Su fisco e famiglia si deve cambiare ed è importante fare fronte comune
venerdì 13 settembre 2024

È da quasi mezzo secolo che il numero medio di figli per donna in Italia è sotto il livello di sostituzione, quel 2,1 che permette a una popolazione di restare più o meno stabile nel tempo. E sono quarant’anni che il tasso di fecondità si è inabissato sotto il figlio e mezzo, senza più riemergere. Ciononostante il nostro Paese non è ancora riuscito, in tutti questi anni, a dotarsi di un sistema di aiuti alle famiglie razionale, chiaro, stabile, universale, equo, sufficientemente condiviso e coerente con l’obiettivo di evitare il declino demografico.

E infatti nel declino ci siamo finiti intrappolati, senza la possibilità matematica di ritornare a galla se non confidando nell’immigrazione, o tutt’al più in qualche nascita aggiuntiva che possa permetterci di avere tra vent’anni e oltre una popolazione attiva meno striminzita di quello che si prevede. Giusto per dare qualche numero: oggi abbiamo tre persone in età da lavoro, cioè dai 15 ai 64 anni, ogni due che sono formalmente “a carico”, i minori di 14 anni e i maggiori di 65; tra 25 anni il rapporto sarà alla pari, uno a uno. Questa estate, intervenendo al Meeting di Rimini, il governatore della Banca d’Italia, Fabio Panetta, l’ha spiegata così: «È una dinamica che rischia di avere effetti negativi sulla tenuta dei sistemi pensionistici, sul sistema sanitario, sulla propensione a intraprendere e a innovare».

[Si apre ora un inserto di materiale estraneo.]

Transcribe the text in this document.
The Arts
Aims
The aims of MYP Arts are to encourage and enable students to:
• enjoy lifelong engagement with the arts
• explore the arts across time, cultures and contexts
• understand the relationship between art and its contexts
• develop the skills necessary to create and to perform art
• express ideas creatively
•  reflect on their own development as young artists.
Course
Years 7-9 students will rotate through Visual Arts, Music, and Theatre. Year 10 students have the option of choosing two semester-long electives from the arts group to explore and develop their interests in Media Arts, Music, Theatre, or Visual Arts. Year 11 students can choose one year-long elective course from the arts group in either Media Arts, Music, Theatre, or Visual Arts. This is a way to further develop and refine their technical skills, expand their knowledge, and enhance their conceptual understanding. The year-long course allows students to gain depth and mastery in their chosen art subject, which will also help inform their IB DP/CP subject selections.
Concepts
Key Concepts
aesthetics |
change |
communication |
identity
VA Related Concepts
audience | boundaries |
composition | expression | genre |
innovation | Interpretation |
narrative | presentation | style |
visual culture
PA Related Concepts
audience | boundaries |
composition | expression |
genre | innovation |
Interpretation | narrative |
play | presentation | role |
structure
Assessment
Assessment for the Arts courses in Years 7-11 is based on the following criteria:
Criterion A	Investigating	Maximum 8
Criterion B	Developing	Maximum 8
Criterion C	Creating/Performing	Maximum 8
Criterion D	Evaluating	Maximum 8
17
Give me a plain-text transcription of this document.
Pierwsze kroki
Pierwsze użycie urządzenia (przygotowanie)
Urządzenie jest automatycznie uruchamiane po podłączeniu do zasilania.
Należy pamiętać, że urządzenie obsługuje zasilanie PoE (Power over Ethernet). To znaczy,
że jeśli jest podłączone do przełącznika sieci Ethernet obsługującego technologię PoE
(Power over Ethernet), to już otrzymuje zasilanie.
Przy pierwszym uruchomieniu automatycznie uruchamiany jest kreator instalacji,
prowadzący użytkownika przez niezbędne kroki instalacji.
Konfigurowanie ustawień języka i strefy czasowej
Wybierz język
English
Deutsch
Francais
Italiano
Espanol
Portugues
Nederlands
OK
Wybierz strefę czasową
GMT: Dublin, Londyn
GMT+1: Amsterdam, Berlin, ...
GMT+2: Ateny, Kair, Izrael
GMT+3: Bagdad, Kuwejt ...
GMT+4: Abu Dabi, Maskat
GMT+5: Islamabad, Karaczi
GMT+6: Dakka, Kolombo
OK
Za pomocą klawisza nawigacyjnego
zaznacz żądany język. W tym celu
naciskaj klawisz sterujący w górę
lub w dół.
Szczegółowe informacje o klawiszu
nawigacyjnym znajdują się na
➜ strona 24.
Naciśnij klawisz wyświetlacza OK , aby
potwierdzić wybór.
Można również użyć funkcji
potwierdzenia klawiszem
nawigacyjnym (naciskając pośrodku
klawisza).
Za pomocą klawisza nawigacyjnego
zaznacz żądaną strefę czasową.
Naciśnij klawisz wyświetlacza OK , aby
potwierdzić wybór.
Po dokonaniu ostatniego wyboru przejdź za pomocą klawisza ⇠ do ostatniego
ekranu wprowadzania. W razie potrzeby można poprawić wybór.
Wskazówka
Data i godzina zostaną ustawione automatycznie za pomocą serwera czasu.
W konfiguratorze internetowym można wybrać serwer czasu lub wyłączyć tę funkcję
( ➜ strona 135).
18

Ma queste, in fondo, sono cose che sappiamo. Però è difficile non partire da questa premessa nel voler riflettere sulle indiscrezioni che circolano in merito a una possibile drastica riforma dell’Assegno unico, che il governo ha smentito, ma soprattutto sul piano del ministro dell’Economia, Giancarlo Giorgetti, per reperire le risorse necessarie a varare sconti fiscali destinati alle famiglie che mettono al mondo un figlio o a quelle numerose. I dettagli non si conoscono, le voci che circolano parlano un po’ confusamente di quoziente familiare e di detrazioni, che sono due cose molto diverse, dunque non vale la pena entrare nello specifico.

Quello che può essere importante è rilevare che il governo ha tutto il diritto di intervenire in materia di fisco e famiglia, perché il suo programma elettorale parlava espressamente di quoziente, e anche perché la riforma dell’Assegno unico ha lasciato molte cose in sospeso. In Germania, per fare un esempio, i contribuenti possono scegliere tra un assegno da 220 euro al mese a figlio, preferito da chi ha redditi più bassi, e una grossa deduzione fiscale, scelta da chi paga più tasse. In Francia, all’assegno che premia le fasce deboli si aggiunge il ben noto quoziente familiare, con un meccanismo di calcolo che evita il rischio di scoraggiare il lavoro femminile. Il margine per correggere il difetto di universalità del nostro sistema, insomma, c’è, così come la necessità di migliorare i sostegni a chi ha più figli, di rivoluzionare l’indicatore Isee, e di passare da un modello ancora fondamentalmente assistenziale a uno con obiettivi demografici.

Quello che meno si comprende, visto da fuori, è come sia possibile che ogni governo debba intervenire e modificare il sistema, farlo suo, e sostanzialmente contribuire a radicare l’idea che in Italia oggi va così, ma domani chissà. Mentre invece il desiderio di famiglia e di figli per essere sostenuto ha bisogno di incentivi universalmente generosi e soprattutto di una solida base di certezze e stabilità nel tempo. Le risorse per fare meglio ci sarebbero, se si volesse realmente riscrivere il sistema fiscale azzerando molti bonus fondati sul reddito individuale e centrare l’obiettivo di una vera equità orizzontale tenendo conto dei carichi familiari. È così?
Detto questo, in Italia abbiamo fatto un grande sforzo per giungere a una razionalizzazione importante e una convergenza politica significativa con l’Assegno unico. Si parta da qui e si valuti a fondo la possibilità di ampliare il perimetro dei sostegni all’ambito fiscale nella direzione auspicata di un maggiore equilibrio del sistema. Si proceda anche a piccoli passi, ma si faccia bene.